THE issue before the Bench is - Whether if the remission of a liability is made pursuant to "premature repayment of loan", such remitted amount can be considered as a receipt on account of revenue. NO is the answer.

Customs

While disposing appeal filed under Customs Act, 1962, whether Tribunal can remand matter to Central Excise Commissioner? - Yes - Section 129B does not restrict the power of Tribunal: HC

THE notice was adjudicated by the Commissioner of Customs. On appeal filed by the assessee, Tribunal remanded the matter to the Commissioner of Central Excise accepting the plea of the appellant that the Commissioner, Customs has no jurisdiction after debonding. The assessee challenged the order of Tribunal on the ground that under Section 129B of the Customs Act, 1962, Tribunal cannot remand the matter to an authority other than which passed the impugned order.

High Court held:

A conjoint reading of Section 129B with Section 2(1) of the Customs Act makes it clear that the order should be passed only by a competent authority who has jurisdiction to pass an order and therefore, the Tribunal, if it found an error in the order passed by an authority, is justified to remand the case back to the competent authority. Section 129B does not restrict the power of the Tribunal to remand the matter back to the competent authority having given a ruling thereon.
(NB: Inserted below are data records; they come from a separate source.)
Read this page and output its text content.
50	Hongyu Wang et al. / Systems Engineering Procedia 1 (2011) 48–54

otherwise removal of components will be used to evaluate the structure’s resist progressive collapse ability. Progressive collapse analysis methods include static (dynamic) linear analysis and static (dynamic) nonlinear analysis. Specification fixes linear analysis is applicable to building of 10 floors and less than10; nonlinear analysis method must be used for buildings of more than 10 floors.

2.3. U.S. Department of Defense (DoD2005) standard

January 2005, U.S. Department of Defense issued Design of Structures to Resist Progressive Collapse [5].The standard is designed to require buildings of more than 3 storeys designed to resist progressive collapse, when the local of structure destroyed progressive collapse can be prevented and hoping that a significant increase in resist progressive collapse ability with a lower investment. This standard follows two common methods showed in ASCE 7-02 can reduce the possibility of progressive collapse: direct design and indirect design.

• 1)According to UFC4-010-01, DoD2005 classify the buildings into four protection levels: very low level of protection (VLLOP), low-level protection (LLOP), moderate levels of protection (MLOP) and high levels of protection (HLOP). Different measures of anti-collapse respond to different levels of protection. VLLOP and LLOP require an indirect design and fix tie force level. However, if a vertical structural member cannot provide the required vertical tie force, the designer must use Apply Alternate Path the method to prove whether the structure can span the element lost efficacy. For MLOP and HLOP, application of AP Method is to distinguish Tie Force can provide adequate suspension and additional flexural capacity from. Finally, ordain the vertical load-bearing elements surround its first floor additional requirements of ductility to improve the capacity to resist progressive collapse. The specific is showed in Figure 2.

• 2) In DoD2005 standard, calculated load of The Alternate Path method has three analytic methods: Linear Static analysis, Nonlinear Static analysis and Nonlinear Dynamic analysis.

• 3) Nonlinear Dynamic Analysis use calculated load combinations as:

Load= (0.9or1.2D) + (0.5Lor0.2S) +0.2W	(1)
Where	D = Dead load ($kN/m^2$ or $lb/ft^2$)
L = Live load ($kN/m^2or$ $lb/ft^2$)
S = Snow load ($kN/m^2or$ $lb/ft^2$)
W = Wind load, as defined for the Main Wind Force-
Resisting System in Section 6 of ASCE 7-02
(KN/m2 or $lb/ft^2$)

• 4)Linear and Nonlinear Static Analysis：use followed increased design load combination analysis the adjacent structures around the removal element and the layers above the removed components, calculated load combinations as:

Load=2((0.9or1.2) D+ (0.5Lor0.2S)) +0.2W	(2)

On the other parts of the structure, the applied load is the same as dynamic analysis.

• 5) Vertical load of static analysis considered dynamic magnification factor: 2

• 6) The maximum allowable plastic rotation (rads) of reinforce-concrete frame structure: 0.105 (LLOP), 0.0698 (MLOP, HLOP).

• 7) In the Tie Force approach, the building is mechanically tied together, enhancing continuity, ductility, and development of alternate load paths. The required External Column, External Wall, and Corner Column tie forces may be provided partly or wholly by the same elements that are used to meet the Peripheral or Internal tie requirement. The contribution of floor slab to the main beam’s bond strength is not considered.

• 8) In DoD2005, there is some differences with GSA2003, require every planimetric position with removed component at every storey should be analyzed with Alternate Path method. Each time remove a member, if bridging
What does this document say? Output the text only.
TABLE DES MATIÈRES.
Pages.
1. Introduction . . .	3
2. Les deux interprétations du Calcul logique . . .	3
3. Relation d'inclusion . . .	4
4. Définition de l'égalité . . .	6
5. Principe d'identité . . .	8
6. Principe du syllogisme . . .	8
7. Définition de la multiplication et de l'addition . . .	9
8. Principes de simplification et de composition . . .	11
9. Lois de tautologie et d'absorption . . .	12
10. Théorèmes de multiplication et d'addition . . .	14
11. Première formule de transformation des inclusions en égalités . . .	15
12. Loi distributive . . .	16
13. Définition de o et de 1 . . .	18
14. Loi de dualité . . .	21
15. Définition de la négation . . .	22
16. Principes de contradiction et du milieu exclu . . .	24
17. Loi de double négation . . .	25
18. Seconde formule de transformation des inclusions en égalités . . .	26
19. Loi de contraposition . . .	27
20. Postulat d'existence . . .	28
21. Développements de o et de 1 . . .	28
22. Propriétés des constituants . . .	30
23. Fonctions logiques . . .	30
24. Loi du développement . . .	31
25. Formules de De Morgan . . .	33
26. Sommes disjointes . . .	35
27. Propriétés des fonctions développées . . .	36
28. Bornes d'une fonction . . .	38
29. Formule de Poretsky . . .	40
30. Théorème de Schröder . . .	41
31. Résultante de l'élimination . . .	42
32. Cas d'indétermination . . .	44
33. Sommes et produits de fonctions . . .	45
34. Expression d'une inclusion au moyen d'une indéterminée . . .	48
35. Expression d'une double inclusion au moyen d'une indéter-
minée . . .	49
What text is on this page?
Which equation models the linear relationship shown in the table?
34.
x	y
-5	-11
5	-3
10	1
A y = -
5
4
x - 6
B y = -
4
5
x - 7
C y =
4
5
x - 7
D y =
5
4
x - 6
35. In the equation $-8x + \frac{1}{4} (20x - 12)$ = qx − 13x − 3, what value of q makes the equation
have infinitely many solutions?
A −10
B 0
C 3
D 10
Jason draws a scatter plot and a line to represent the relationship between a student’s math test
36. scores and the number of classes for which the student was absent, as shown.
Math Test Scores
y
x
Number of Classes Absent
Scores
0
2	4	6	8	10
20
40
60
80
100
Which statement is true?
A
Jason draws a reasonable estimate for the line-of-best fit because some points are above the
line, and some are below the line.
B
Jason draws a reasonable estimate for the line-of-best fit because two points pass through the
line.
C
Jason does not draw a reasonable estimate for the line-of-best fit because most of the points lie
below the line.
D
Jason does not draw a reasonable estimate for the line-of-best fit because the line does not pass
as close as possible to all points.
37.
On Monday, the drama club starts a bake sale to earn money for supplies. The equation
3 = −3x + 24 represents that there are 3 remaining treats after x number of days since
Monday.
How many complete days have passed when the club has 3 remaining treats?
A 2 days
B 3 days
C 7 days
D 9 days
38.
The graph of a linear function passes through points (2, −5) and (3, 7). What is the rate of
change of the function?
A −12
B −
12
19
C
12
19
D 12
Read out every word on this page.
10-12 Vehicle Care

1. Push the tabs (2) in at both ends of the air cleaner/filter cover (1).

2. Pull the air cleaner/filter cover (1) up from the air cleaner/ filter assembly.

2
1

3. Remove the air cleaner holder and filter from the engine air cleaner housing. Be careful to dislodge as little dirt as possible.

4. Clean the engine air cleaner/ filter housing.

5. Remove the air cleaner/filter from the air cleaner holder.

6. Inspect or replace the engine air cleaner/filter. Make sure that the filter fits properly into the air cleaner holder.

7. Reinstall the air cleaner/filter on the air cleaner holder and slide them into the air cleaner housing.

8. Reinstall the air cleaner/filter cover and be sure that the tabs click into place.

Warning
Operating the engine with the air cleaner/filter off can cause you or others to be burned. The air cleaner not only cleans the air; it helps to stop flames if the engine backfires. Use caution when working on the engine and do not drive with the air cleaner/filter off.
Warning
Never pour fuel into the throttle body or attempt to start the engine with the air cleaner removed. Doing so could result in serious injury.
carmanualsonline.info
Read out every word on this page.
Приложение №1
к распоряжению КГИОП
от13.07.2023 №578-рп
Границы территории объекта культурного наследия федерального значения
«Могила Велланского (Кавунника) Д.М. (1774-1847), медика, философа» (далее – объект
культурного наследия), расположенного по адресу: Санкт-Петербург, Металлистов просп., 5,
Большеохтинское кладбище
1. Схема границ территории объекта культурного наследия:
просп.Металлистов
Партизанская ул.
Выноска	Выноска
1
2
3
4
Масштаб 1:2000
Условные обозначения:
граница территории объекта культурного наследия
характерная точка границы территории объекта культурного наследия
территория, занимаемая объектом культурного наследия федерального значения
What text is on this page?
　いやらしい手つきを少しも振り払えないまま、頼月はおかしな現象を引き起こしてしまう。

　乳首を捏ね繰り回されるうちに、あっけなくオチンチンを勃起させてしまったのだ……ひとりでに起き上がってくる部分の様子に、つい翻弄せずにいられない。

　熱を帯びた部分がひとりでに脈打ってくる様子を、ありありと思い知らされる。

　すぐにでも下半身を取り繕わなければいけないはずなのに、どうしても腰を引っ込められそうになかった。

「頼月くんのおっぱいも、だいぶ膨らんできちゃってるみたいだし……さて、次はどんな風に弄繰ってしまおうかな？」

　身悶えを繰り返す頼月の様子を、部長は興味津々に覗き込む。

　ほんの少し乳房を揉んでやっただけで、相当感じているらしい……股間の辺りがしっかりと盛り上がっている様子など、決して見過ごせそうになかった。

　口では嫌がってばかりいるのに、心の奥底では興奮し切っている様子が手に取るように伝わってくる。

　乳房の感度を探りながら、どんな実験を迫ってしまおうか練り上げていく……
See our Columns Tomorrow for the judgements

Until Tomorrow with more DDT

Have a nice day.

Mail your comments to vijaywrite@tiol.in


 RECENT DISCUSSION(S) POST YOUR COMMENTS
   
 
Sub: Probationers' ego in the field

This is regarding NACEN board. As you suggested the probationers should not carry ego into the field. But this is contrary to the reality. What achievement a probationer got to carry ego up their sleeve except for crossing an all India exam with all kinds of age relaxations and reservations. The upper age limit is 30 years for an open candidate, with further relaxations in age for OBCs, SCs & STs, all in the name of social justice. In the earlier period I read it was just 21 with a slogan 'catch them young'. Previously too during my stint of exam writing it was 25. So, now aged people with fully formed attitudes entering the service and boss over senior officers who did put in atleast 30 years of service and stagnating for promotion to class I. The system itself is wrong and requires correction more than putting up placards as shown above.

Posted by Napolean B
 
Sub: Audit by CAs

Recently, a CA firm audited the records of my client, detected short payment of service tax, to wit, approximately Rs.44500. The CA firm even followed up with my client advising them to pay the deficit tax with interest. This of course, is none of their business. My client naturally wanted to know in which particular transaction/s they have short paid the tax? Apparently, the audit assistant who did the audit did not note down the details of the impugned transaction. The CA firm could not answer my client's query satisfactorily. Then comes the department's presumptuous letter, asking my client to give the particulars of payment of deficit tax. My client has posed same question to the department - "show us the impugned short payment, we shall pay". When the auditor himself is unable to identify the impugned transaction, how can department do any better? This speaks volumes about the quality of audits.